Menurutnya, bazar dirancang lebih dari sekadar tempat promosi dan jual beli. Ajang ini diharapkan menjadi ruang silaturahmi, perluasan jaringan usaha, dan pembukaan peluang kerja sama bagi peserta.
Kegiatan tersebut berlangsung pada 21 hingga 25 Juli 2026 di Jakarta Convention Center. Ketua Umum Seruni Kabinet Merah Putih Selvi Gibran Rakabuming secara resmi membukanya pada Rabu, 22 Juli 2026.
Pembukaan bazar menjadi bagian dari rangkaian peringatan Hari Kesatuan Gerak Bhayangkari ke-74. Selvi memandang keterlibatan Bhayangkari dalam penguatan UMKM Indonesia sebagai peran yang memberi manfaat lebih luas.

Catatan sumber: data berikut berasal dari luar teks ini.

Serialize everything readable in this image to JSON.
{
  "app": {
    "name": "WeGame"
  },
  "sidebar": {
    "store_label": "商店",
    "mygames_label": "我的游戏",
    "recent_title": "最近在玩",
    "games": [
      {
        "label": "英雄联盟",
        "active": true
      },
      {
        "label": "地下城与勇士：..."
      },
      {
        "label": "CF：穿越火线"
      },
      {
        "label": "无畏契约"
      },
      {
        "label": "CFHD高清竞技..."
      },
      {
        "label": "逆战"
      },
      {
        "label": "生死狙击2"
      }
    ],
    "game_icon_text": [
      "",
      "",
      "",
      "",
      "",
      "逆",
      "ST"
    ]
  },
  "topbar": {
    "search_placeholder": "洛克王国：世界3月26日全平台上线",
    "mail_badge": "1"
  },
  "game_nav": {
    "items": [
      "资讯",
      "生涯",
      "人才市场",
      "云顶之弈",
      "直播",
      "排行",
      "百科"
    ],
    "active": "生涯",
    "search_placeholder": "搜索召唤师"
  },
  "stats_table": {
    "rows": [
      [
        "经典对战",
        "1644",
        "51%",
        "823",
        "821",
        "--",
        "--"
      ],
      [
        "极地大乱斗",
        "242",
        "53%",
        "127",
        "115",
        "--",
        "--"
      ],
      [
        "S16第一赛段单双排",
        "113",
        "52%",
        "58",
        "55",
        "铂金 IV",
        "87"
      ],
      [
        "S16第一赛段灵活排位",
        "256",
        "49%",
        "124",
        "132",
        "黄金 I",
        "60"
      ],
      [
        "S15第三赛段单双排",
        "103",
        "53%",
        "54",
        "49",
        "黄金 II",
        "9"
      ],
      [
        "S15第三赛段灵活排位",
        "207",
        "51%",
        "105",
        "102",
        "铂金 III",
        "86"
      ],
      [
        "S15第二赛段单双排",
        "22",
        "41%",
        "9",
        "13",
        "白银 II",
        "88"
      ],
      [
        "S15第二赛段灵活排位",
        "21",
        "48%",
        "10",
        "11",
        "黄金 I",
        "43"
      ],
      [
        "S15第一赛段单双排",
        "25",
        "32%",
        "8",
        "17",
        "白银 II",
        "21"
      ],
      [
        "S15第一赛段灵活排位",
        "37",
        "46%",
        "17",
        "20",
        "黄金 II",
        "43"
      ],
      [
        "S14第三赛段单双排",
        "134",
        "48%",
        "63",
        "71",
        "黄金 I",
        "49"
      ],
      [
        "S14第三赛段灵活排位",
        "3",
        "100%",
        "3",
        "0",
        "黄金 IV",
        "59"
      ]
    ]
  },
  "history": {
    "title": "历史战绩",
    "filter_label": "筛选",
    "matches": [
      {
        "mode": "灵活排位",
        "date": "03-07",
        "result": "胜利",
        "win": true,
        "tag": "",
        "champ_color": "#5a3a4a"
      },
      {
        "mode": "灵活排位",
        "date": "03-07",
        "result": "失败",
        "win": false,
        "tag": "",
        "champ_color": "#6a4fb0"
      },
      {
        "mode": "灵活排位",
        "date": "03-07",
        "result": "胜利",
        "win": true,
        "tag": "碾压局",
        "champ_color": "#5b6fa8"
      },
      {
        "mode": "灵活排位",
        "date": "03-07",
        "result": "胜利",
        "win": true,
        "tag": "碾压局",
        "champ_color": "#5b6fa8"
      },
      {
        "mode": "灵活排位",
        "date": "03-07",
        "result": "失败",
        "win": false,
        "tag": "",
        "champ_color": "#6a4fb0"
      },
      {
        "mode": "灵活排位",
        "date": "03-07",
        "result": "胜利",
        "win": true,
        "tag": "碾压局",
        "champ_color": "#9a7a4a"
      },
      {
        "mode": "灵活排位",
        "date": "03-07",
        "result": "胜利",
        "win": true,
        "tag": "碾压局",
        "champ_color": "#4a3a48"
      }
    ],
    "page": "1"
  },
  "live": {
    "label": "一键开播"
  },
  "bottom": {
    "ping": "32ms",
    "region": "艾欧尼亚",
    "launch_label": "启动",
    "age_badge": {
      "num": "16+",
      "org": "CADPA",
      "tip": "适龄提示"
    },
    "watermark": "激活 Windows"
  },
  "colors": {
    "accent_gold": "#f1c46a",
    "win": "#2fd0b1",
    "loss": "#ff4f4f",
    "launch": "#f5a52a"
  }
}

“Bazar Kreasi ini membuktikan bahwa Ibu-Ibu Bhayangkari memiliki kekuatan yang luar biasa. Kegiatan ini memberikan manfaat bukan hanya bagi keluarga Polri, tetapi juga bagi masyarakat luas,” ujar Selvi.
Selvi juga menekankan pentingnya peran pendamping dalam pemberdayaan ekonomi. Ia mengapresiasi peningkatan jumlah stan dan berharap penyelenggaraan berikutnya dapat memenuhi seluruh hall JCC dengan produk unggulan UMKM Bhayangkari.
Medcom.id melaporkan bahwa peserta bazar datang dari berbagai daerah di Indonesia. Masyarakat dapat mengunjungi JCC untuk menyaksikan produk lokal serta mengikuti program yang telah disiapkan selama lima hari pelaksanaan.
Perpaduan agenda ekonomi, kreatif, dan budaya menjadi arah utama kegiatan ini. Bazar tersebut diharapkan dapat memperkuat kecintaan masyarakat terhadap karya anak bangsa sekaligus memperluas ruang bagi produk UMKM.